In the resulting opinion, the Supreme Court cited 85A Section 5(I), which provides: “If the employer has failed to secure the payment of compensation as provided in this act or in the case of an intentional tort, the injured employee or his legal representative may maintain an action either before the commission or in the district court, but not both.” Reviewing this statutory section, the Supreme Court looked for the plain meaning of the statute, as it is “presumed that the Legislature has expressed its intent in a statute’s language and that it intended what it so expressed…[and] only where legislative intent cannot be ascertained from the language of a statute, as in cases of ambiguity, are rules of statutory interpretation employed.” Odom v. Penske Truck Leasing Co., 415 P.3d 521. Finding no ambiguity in the statutory language, the Court held that when the injured employee filed his CC-Form-3 in the Commission, he had invoked its jurisdiction and thus elected his remedy. Filing the separate action in the district court was, per the Supreme Court, violative of the plain text of Section 5(I), and he “is not entitled to maintain an action simultaneously before the Commission and in the district court.” Accordingly, the district court’s dismissal of the “substantial certainty" lawsuit was affirmed.

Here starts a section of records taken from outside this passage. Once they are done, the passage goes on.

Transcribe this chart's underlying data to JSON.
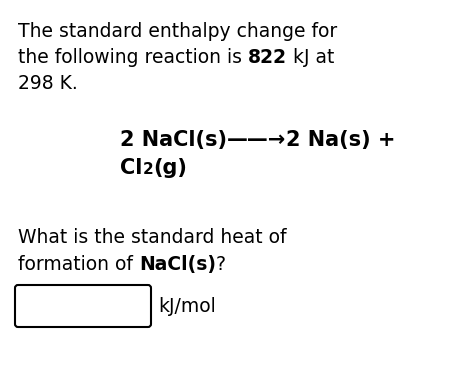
{
  "bg_color": "#ffffff",
  "line1": "The standard enthalpy change for",
  "line2_normal": "the following reaction is ",
  "line2_bold": "822",
  "line2_end": " kJ at",
  "line3": "298 K.",
  "rxn_part1": "2 NaCl(s)",
  "rxn_arrow": "——→",
  "rxn_part2": "2 Na(s) +",
  "rxn_cl": "Cl",
  "rxn_sub": "2",
  "rxn_g": "(g)",
  "q_line1": "What is the standard heat of",
  "q_line2_normal": "formation of ",
  "q_line2_bold": "NaCl(s)",
  "q_line2_end": "?",
  "answer_unit": "kJ/mol",
  "fs_main": 13.5,
  "fs_reaction": 15,
  "text_color": "#000000"
}
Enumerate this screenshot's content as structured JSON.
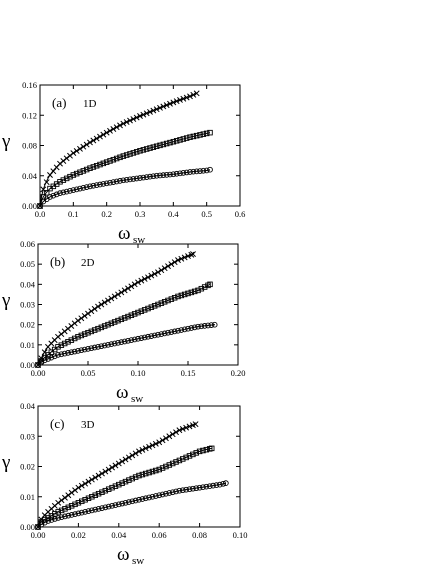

Justice Noma Gurich wrote a dissenting opinion which considered the majority opinion to be “too restrictive.” Noting that the intent of 85A Section 5(I) was to prevent a claimant from receiving a double recovery from the same accident, she pointed out that “[u]ntil there is a finalized recovery, however, there can be no double dipping. This is because a claimant has not received a remedy until a final order is entered. Therefore, she believes that Section 5(I) should “allow the injured employee to preserve inconsistent remedies, but not allow recovery from both.”

As a post-script, a lawsuit against the manufacturer of the conveyor device under the theory of product liability is still ongoing at this time.